I picked up this book solely for its title — and the purchase paid off. The book is really funny, sometimes vulgar, often true and only very occasionally hits a false note. Apparently Susan Reinhardt is a columnist down south somewhere. Who knew? I don’t know about you, but I don’t have time for anything other than reading the CNN headlines on-line. My general feeling about people who have time to read “columns” or an “editorial” or even the whole “op-ed” page is wonder, awe, and guilt.
Parts of this book are laugh-aloud hilarious. Susan’s mother is a southern belle with every bit of the sass and dead-pan wit that people born in the northern states (like me) expect. Her mom gave Susan one piece of advice when it came to marriage: Do Not Let Yourself Go To Pot. Susan takes this very seriously. Maybe a little too seriously when she works herself up to getting a boob job (my thinking being that part of the marriage bargain includes accepting some drooping in male and female anatomy). But in Susan’s Mama’s opinion, marriage is “not a free ride to the pig trough,” and therefore wives should keep themselves made-up and slim. I had to read her advice twice to understand it because in my opinion, it’s men who eagerly line up at the pig trough every night around the supper table… but hey, I’m a cynical northerner. Anyway, Susan takes the whole question of going to pot and the pig trough very seriously.
Especially the morning after she turns forty, when she wakes up and finds that her metabolism packed a bag and went on vacation. “It was as if someone slammed the Off button; thus every morsel with more than three fat grams and any trace of a carbohydrate permanently lodges itself in for the long haul.” I feel her pain.
I have even more sympathy for her when she finds herself longing for a nervous breakdown, the way women used to have, back in the fifties. I’ve had the same thought! She has all worked out: how the police will knock on the door and she’ll throw off her responsibilities and go for a stay at St. Merciful Medical Center, not to return for at least a month. Oh please, can I have the room next door?

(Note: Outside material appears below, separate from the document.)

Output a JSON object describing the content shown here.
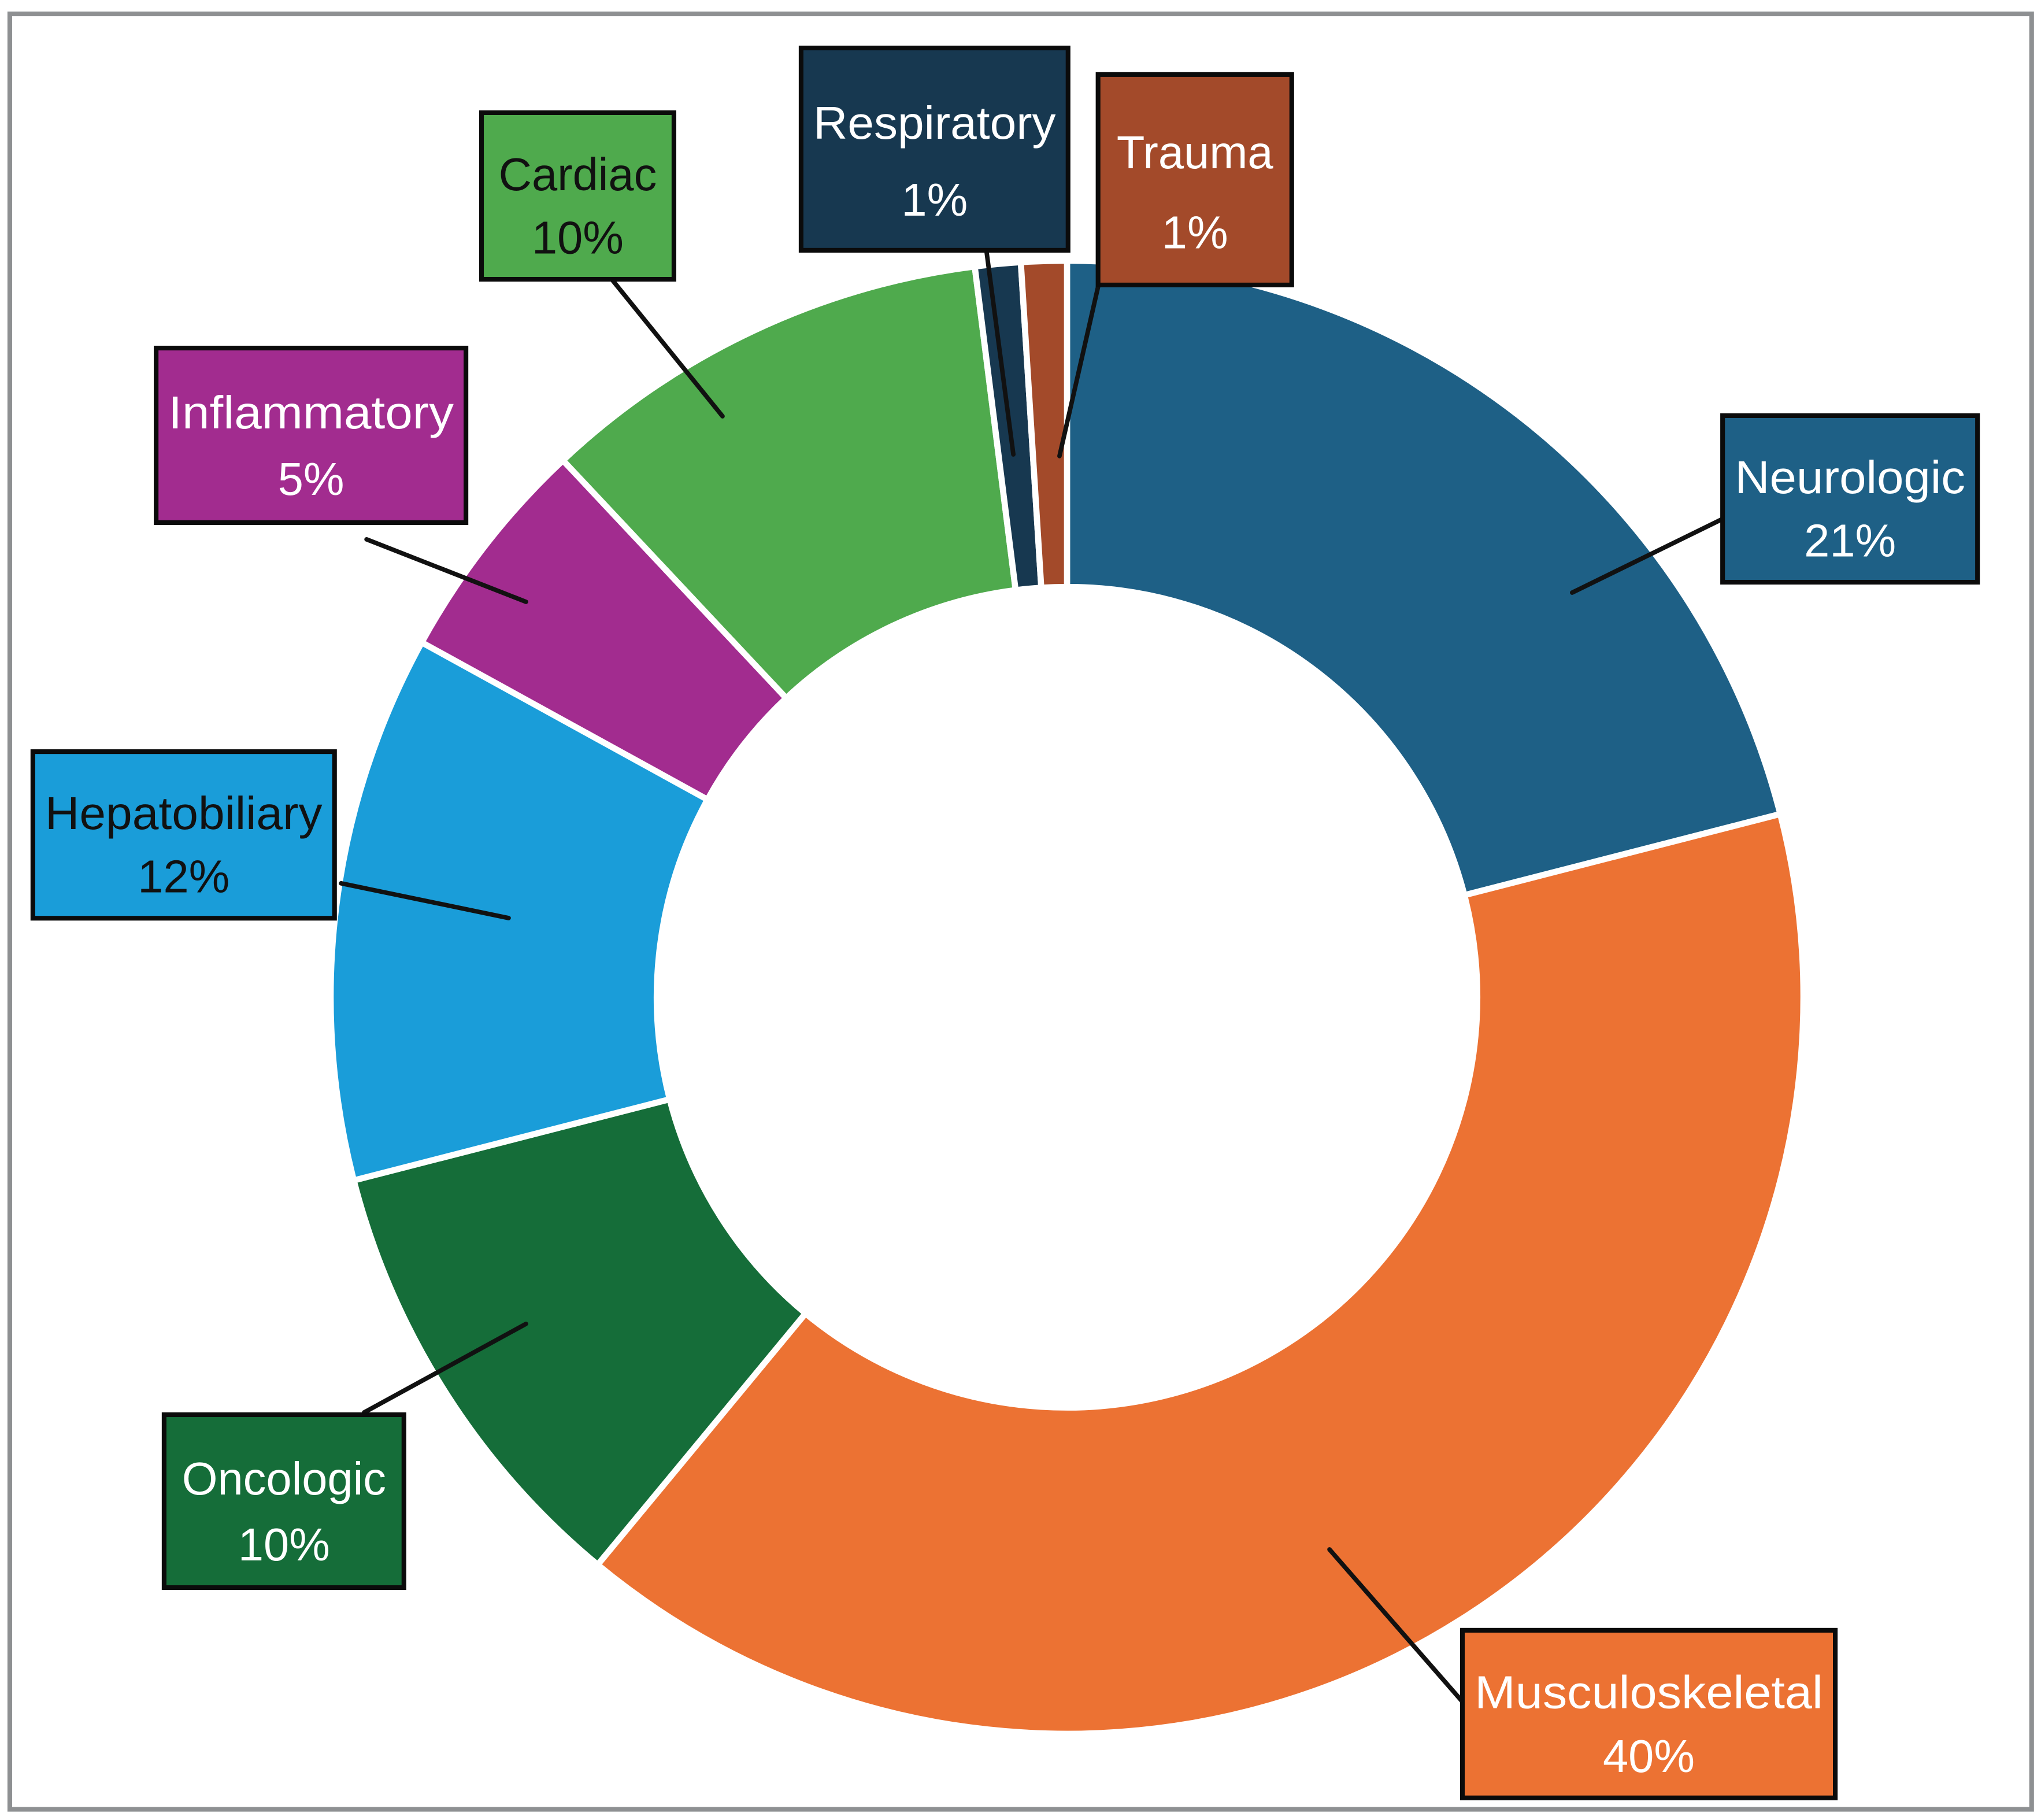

I kept laughing: when she admitted that she felt as if she’d been married one hundred years. Hey, me too. There’s a great chapter called “Leasing Life’s Blessings,” about saying goodbye to your children when they trot off to kindergarten. She mourns for the days when she could small sunshine and chlorine in her son’s hair, Hi-C on his breath; for the days when his entire world was mud and chocolate, syrup and watercolors, the monkey bars and rope swings. Maybe I should be reading more columnists, because of course she’s right. There’s going to be that last day when you hold out Lion King underwear for some small sturdy legs to step into… but it wasn’t a day I visualized until she wrote about it. My daughter, of course, wouldn’t be caught dead wearing something as inelegant as Lion King underwear, but the day is coming when I won’t be stretching out cotton Barbi undies and pushing inattentive little legs through the leg-holes.
I’m making myself sad… not the point of this book. Read it and laugh. And remember I have the room booked next to hers at St. Merciful Medical Center!